Nerve-Specific Fluorophores for Image-Guided Surgery

Gibbs Lab Research: Nerve-specific Fluorophores

Significance of Nerve Damage Research

Nerve damage is a significant morbidity associated with surgical intervention. Surgery is among the most commonly recommended treatments for acute and chronic disease with up to 40 million procedures conducted in the United States alone annually. A common, but under recognized side effect of surgical nerve damage is chronic pain following healing of the surgical site. Nerve damage during surgical intervention can also result in loss of function as in the case of nerve-sparing radical prostatectomy, where the functional nerve structures are difficult to visualize. Although neuroanatomy is well known, nerve visualization during surgery continues to challenge even the most experienced clinicians. This difficulty stems from the nature of nerve tissues, which are small, translucent structures that are typically protected deep within the muscle.

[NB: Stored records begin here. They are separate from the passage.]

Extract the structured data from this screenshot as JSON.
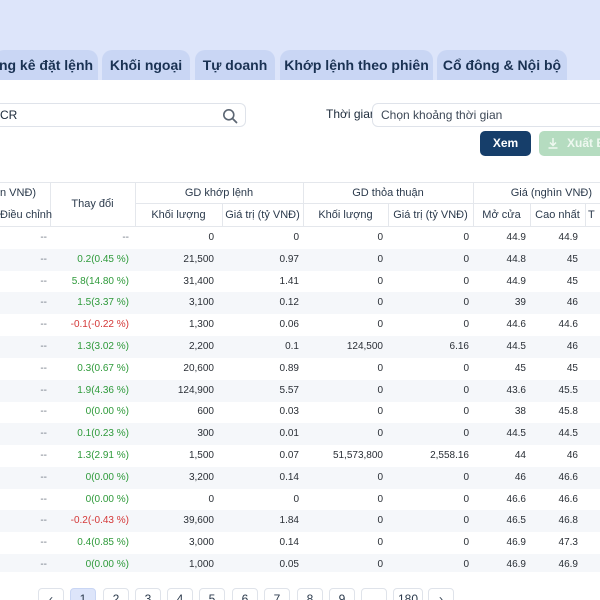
{
  "tabs": [
    "ng kê đặt lệnh",
    "Khối ngoại",
    "Tự doanh",
    "Khớp lệnh theo phiên",
    "Cổ đông & Nội bộ"
  ],
  "search": {
    "value": "CR"
  },
  "filters": {
    "time_label": "Thời gian",
    "time_placeholder": "Chọn khoảng thời gian"
  },
  "buttons": {
    "view": "Xem",
    "export": "Xuất E"
  },
  "table": {
    "headers": {
      "price_partial": "n VNĐ)",
      "adjusted": "Điều chỉnh",
      "change": "Thay đổi",
      "matched_group": "GD khớp lệnh",
      "deal_group": "GD thỏa thuận",
      "price_group": "Giá (nghìn VNĐ)",
      "volume": "Khối lượng",
      "value": "Giá trị (tỷ VNĐ)",
      "open": "Mở cửa",
      "high": "Cao nhất",
      "low_partial": "T"
    },
    "rows": [
      {
        "adj": "--",
        "chg": "--",
        "dir": "none",
        "mvol": "0",
        "mval": "0",
        "dvol": "0",
        "dval": "0",
        "open": "44.9",
        "high": "44.9"
      },
      {
        "adj": "--",
        "chg": "0.2(0.45 %)",
        "dir": "up",
        "mvol": "21,500",
        "mval": "0.97",
        "dvol": "0",
        "dval": "0",
        "open": "44.8",
        "high": "45"
      },
      {
        "adj": "--",
        "chg": "5.8(14.80 %)",
        "dir": "up",
        "mvol": "31,400",
        "mval": "1.41",
        "dvol": "0",
        "dval": "0",
        "open": "44.9",
        "high": "45"
      },
      {
        "adj": "--",
        "chg": "1.5(3.37 %)",
        "dir": "up",
        "mvol": "3,100",
        "mval": "0.12",
        "dvol": "0",
        "dval": "0",
        "open": "39",
        "high": "46"
      },
      {
        "adj": "--",
        "chg": "-0.1(-0.22 %)",
        "dir": "down",
        "mvol": "1,300",
        "mval": "0.06",
        "dvol": "0",
        "dval": "0",
        "open": "44.6",
        "high": "44.6"
      },
      {
        "adj": "--",
        "chg": "1.3(3.02 %)",
        "dir": "up",
        "mvol": "2,200",
        "mval": "0.1",
        "dvol": "124,500",
        "dval": "6.16",
        "open": "44.5",
        "high": "46"
      },
      {
        "adj": "--",
        "chg": "0.3(0.67 %)",
        "dir": "up",
        "mvol": "20,600",
        "mval": "0.89",
        "dvol": "0",
        "dval": "0",
        "open": "45",
        "high": "45"
      },
      {
        "adj": "--",
        "chg": "1.9(4.36 %)",
        "dir": "up",
        "mvol": "124,900",
        "mval": "5.57",
        "dvol": "0",
        "dval": "0",
        "open": "43.6",
        "high": "45.5"
      },
      {
        "adj": "--",
        "chg": "0(0.00 %)",
        "dir": "up",
        "mvol": "600",
        "mval": "0.03",
        "dvol": "0",
        "dval": "0",
        "open": "38",
        "high": "45.8"
      },
      {
        "adj": "--",
        "chg": "0.1(0.23 %)",
        "dir": "up",
        "mvol": "300",
        "mval": "0.01",
        "dvol": "0",
        "dval": "0",
        "open": "44.5",
        "high": "44.5"
      },
      {
        "adj": "--",
        "chg": "1.3(2.91 %)",
        "dir": "up",
        "mvol": "1,500",
        "mval": "0.07",
        "dvol": "51,573,800",
        "dval": "2,558.16",
        "open": "44",
        "high": "46"
      },
      {
        "adj": "--",
        "chg": "0(0.00 %)",
        "dir": "up",
        "mvol": "3,200",
        "mval": "0.14",
        "dvol": "0",
        "dval": "0",
        "open": "46",
        "high": "46.6"
      },
      {
        "adj": "--",
        "chg": "0(0.00 %)",
        "dir": "up",
        "mvol": "0",
        "mval": "0",
        "dvol": "0",
        "dval": "0",
        "open": "46.6",
        "high": "46.6"
      },
      {
        "adj": "--",
        "chg": "-0.2(-0.43 %)",
        "dir": "down",
        "mvol": "39,600",
        "mval": "1.84",
        "dvol": "0",
        "dval": "0",
        "open": "46.5",
        "high": "46.8"
      },
      {
        "adj": "--",
        "chg": "0.4(0.85 %)",
        "dir": "up",
        "mvol": "3,000",
        "mval": "0.14",
        "dvol": "0",
        "dval": "0",
        "open": "46.9",
        "high": "47.3"
      },
      {
        "adj": "--",
        "chg": "0(0.00 %)",
        "dir": "up",
        "mvol": "1,000",
        "mval": "0.05",
        "dvol": "0",
        "dval": "0",
        "open": "46.9",
        "high": "46.9"
      }
    ]
  },
  "pagination": {
    "prev": "‹",
    "pages": [
      "1",
      "2",
      "3",
      "4",
      "5",
      "6",
      "7",
      "8",
      "9",
      "...",
      "180"
    ],
    "next": "›",
    "current": "1"
  },
  "colors": {
    "accent": "#163e6a",
    "positive": "#2e9a3a",
    "negative": "#d43838",
    "export_disabled": "#b5dcc0",
    "tab_bg": "#c9d6f4"
  }
}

Visualization of Nerve Damage in the Operating Room

To aid in nerve visualization in the operating room, a nerve-specific fluorescent contrast agent, specifically one with near-infrared (NIR) absorption and emission would be of immediate benefit to both patients and surgeons. There are a few promising classes of small molecule fluorophores that are known to cross the blood nerve barrier and accumulate in the nerve tissue providing nerve-specific fluorescence signal following systemic administration. However, none of the current fluorophore classes, which include distyrylbenzene (DSB) fluorophores, styryl pyridinium (FM) fluorophores, carbocyanine derivatives, and oxazine fluorophores, are optimized for clinical use.

Nerve-Specific Fluorophores & Administration Methods for Clinical Translation

Research in the Gibbs laboratory is focused on chemical optimization of nerve-specific fluorophores to develop a NIR nerve-specific contrast agent for clinical translation. Translation of fluorescent contrast has lagged behind image-guided surgery system development because each fluorophore is a new molecular entity, which can only be used clinically through an FDA approved investigational new drug (IND) application. IND applications require significant monetary investment in pre-clinical pharmacology and toxicology testing to ensure the new agent is safe for humans. However, this is a financial challenge for fluorophores that will be used only once per patient. To alleviate this difficulty, the FDA approved a new route to the clinic termed an exploratory IND (eIND) in 2006. Under these guidelines, 100 micrograms of a small molecule new molecular entity, such as our nerve-specific fluorophores, can be translated to the clinic without the same costly pre-clinical pharmacology and toxicology testing due to the extremely low dose. Our lab has been developing direct/topical administration strategies for nerve-specific fluorophores that will permit first in human testing of microdoses of our most promising agents facilitating translation to the clinic through an eIND. This collaborative project between the Gibbs Lab, Dr. Jonathan Sorger at Intuitive Surgical and Dr. Adam Alani's Lab at Oregon State University aims to move nerve-specific fluorophores to the clinic to guide oncologic surgeries such as nerve-sparing prostatectomy and orthopedic limb repair surgeries.

Distyrylbenzene Fluorophores for Simultaneous Nerve and Vessel Imaging


Photographs of gross anatomy, and distyrylbenzene (DSB)-treated swine brachial plexus during surgery.

Figure 1: The Gibbs lab has utilized DSB fluorohpores for simultaneous nerve (arrow) and vessel (arrowhead imaging during swine surgery.

Modified from: Gibbs-Strauss SL, Nasr K, Fish KM, Khullar O, Siclovan T, Barnhard NE, Tan Hehir CA, Frangioni JV. Nerve-Highlighting Fluorescent Contrast Agents for Image-Guided Surgery. Mol Imaging. 2011;10(2):91-101.
 

Direct Admin Figure

Direct Admin Figure

Figure 2: The Gibbs Lab has developed an optimized direct/topical administration strategy the provides at least equivalent contrast to conventional systemic administration. This direct/topical administration strategy requires a small dose that when scaled to humans is in the microdosing range for eIND clinical translation. 

Modified from: Barth CW, Gibbs SL. Direct Administration of Nerve-Specific Contrast to Improve Nerve Sparing Radical Prostatectomy. Theranostics. 2017 Jan 7;7(3):573-593.